The reasons for this optimism are the following:
• As it has been stated earlier, splintering of Darfur movements has been one of the most important reasons for their failure on the political front. LJM has succeeded in forming a consolidated political front from various Darfurian groups. The sheer size of the movement, and the potential that such a merger has for concentrating power and resources in pursuit of its goals, is noteworthy.
• The collective leadership approach adopted by the movement holds high promise particularly under the command of Dr Teigani Sisei (a former international, diplomat and UN expert, who also the governor of Darfur region up until 1989).

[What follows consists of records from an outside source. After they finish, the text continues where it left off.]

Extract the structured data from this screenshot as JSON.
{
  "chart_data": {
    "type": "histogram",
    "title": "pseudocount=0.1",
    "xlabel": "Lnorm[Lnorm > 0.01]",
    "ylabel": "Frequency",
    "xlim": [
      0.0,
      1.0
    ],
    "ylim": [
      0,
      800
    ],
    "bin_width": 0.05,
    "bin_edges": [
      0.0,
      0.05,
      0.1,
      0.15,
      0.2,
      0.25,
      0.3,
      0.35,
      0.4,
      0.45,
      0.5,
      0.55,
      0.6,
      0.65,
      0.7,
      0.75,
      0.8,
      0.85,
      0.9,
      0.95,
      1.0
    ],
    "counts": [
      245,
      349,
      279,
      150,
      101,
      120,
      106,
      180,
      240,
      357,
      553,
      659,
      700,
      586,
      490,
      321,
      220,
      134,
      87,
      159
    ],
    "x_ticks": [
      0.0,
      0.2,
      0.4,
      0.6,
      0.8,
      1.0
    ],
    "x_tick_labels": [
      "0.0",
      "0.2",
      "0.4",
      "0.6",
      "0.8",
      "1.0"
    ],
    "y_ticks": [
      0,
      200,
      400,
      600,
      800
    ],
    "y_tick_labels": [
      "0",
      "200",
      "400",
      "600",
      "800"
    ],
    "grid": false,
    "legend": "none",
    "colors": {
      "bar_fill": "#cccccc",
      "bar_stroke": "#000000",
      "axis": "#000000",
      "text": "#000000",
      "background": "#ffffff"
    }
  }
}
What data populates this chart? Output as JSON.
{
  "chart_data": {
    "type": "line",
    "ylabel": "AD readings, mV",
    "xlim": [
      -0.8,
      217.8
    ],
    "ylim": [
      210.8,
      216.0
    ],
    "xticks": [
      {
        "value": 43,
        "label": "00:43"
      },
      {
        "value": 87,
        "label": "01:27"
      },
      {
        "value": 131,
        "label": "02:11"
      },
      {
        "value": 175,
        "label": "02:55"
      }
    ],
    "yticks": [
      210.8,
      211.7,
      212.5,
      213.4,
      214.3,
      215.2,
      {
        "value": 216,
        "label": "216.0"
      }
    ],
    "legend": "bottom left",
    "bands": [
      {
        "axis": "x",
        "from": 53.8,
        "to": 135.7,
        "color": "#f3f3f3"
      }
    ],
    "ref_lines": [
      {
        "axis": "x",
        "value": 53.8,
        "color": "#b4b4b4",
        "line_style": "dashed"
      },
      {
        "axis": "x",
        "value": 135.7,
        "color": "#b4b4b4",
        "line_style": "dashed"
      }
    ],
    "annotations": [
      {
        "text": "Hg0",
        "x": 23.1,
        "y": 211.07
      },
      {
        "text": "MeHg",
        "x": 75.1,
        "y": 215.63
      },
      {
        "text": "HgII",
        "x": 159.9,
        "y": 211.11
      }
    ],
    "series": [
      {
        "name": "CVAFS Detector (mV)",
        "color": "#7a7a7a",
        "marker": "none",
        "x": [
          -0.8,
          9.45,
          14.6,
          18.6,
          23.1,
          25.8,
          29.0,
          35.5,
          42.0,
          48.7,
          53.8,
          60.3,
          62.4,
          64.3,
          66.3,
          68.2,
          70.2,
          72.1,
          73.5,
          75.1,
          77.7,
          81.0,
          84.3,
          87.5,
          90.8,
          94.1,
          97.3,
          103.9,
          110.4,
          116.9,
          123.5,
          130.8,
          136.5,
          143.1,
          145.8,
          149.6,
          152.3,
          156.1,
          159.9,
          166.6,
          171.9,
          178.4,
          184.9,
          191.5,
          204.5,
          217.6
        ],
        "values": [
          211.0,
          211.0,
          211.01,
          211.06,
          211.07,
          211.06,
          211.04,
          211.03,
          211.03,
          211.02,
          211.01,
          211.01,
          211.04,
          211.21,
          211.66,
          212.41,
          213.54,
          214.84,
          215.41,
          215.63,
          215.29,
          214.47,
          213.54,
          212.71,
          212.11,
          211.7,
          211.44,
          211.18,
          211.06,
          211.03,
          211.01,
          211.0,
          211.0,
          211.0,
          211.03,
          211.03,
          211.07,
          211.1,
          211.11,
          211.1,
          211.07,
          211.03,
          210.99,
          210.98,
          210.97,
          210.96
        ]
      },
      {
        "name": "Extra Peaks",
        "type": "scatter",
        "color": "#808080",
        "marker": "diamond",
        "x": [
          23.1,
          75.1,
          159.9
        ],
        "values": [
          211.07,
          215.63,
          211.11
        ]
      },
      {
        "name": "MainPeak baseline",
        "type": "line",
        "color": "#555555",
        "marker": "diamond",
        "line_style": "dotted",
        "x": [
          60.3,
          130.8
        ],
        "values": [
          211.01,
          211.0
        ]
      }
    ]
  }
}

He brings a range of experience in the area of conflict resolution and deep understanding of the root causes of the crisis.
• The movement enjoys grassroot support from civil society (women and youth), IDP and refugee camps.
The Liberation and Justice Movement and the government of Sudan have agreed upon a Framework Agreement as a basis for negotiating a resolution of the conflict in Darfur. Major points include the following:
• The desire to resolve the conflict within the framework of a comprehensive settlement which addresses its root causes;
• Reaffirming the unity sovereignty, independence and territorial integrity of the Sudan;
• Taking into consideration the National constitution of the Republic of the Sudan, and the Comprehensive Peace Agreement (CPA)
• Believing in the need for a genuine national reconciliation as a basis for reaching a durable peace in Darfur
Based on that the agenda for next month's Doha talks will address among others, the following issues:
• Power-sharing: enabling Darfur citizens to participate at all levels of governance on the basis of democracy, political pluralism and full equality between the citizens
• Addressing the situation resulting from the holding of 2010 elections through the participation of the movement at different levels of governance
• Administrative status of Darfur
• Compensation of IDPs
• Security issues and final ceasefire
• Issues of justice, the rule of law and reconciliation
Although it might be early to predict the type of success or difficulties the movement might run into, it seems that an atmosphere of guarded optimism has been gradually created. For the first time, the international community and the government of Sudan have a credible partner in resolving the crisis in Darfur.